Sherlock Holmes is one of the most recognizable figures in all of world literature, and it can often be difficult for readers to strip away their preconceptions about Holmes and see how the stories actually portray him. Most people think of Holmes as a force of pure reasoning, an almost superhuman mind capable of solving any puzzle. Although Doyle’s stories do confirm this stereotype to some degree, they also complicate this image, as is clear in “The Red-Headed League.” Here readers see multiple sides of Holmes: he moves from quiet contemplation to frantic activity, virtually asleep one moment and practically pushing Watson out the door in hot pursuit of clues the next. Watson comments that Holmes has a “dual nature,” and readers see evidence of this throughout the story, as when Holmes transitions instantly from fervently investigating the clues at Wilson’s house to lounging the day away in a concert hall. Holmes veers wildly from one extreme to the next, making him far more eccentric than first-time readers might expect.

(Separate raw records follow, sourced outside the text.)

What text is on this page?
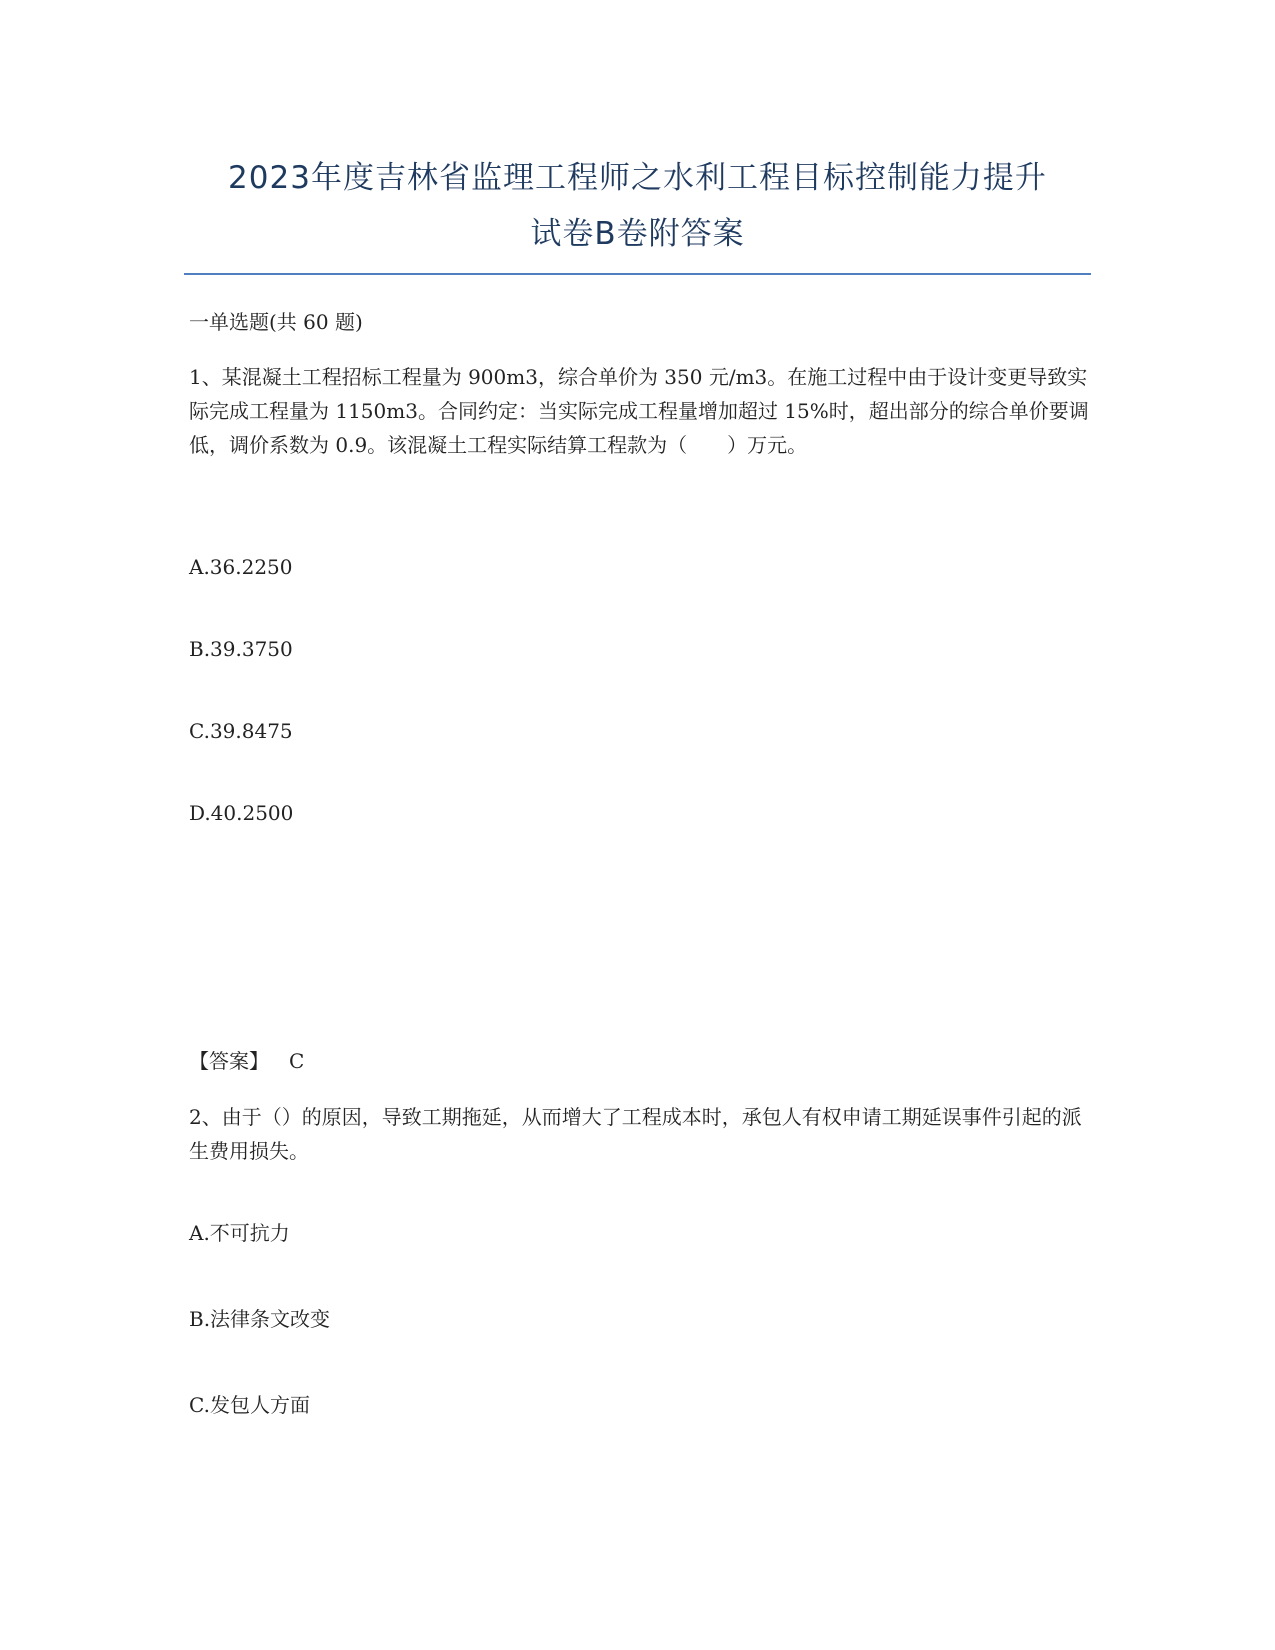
2023年度吉林省监理工程师之水利工程目标控制能力提升
试卷B卷附答案
一单选题(共 60 题)
1、某混凝土工程招标工程量为 900m3，综合单价为 350 元/m3。在施工过程中由于设计变更导致实际完成工程量为 1150m3。合同约定：当实际完成工程量增加超过 15%时，超出部分的综合单价要调低，调价系数为 0.9。该混凝土工程实际结算工程款为（　　）万元。
A.36.2250
B.39.3750
C.39.8475
D.40.2500
【答案】 C
2、由于（）的原因，导致工期拖延，从而增大了工程成本时，承包人有权申请工期延误事件引起的派生费用损失。
A.不可抗力
B.法律条文改变
C.发包人方面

Although these extremes of behavior might suggest that Holmes is not a realistic, well-rounded character, close readers of the story will notice that he is also capable of more complicated emotions. Holmes displays warm friendship for his “dear Watson” but usually rebuffs his friend’s attempts to find out what he is thinking. Even more troubling is the question of Holmes’s motives in solving cases. While Holmes does hand criminals over to the police, serving justice is not his primary concern. Instead, Holmes is primarily interested in the case as an intellectual challenge, a puzzle to be solved. At the end of the “The Red-Headed League,” for example, Holmes suggests that his reward came from hearing an interesting case and settling a private score with John Clay, not from keeping the public safe by putting a known criminal behind bars. Even in the story’s final moments, Doyle further complicates readers’ image of Holmes, who responds indifferently to Watson’s praise and says that he pursued the case solely to escape the boredom of everyday life. Holmes is therefore a character readers easily recognize as superhuman, but also one who is just as human as everyone else.
Even though he’s the narrator of the story, Watson plays a surprisingly limited role. In fact, he does not help solve the case or even contribute to the action of the story in any way. That is not to say, however, that Watson is irrelevant. In fact, Watson is just as much the center of the story’s form as Sherlock Holmes is the center of the story’s plot. Watson shapes the story for readers, who see and understand only what Watson himself experiences. Watson’s good nature, eagerness, and warm feelings for Holmes enliven the story and transform it from a mere recounting of a crime and its solution into a rich study of human behavior.
Doyle transforms the story from a straightforward mystery into a complex study by putting readers directly into Watson’s shoes. Although far from dull, Watson is like most readers in that he simply isn’t as observant as Holmes. The fact that he is so average and genial also makes him instantly accessible to readers. Readers don’t always understand Holmes’s reasoning, but they admire him all the more because of Watson’s warm descriptions of him. Watson also tries to redeem Holmes for readers by suggesting that he is a benefactor of humanity, even though Holmes himself admits that he solves cases merely for his own recreation.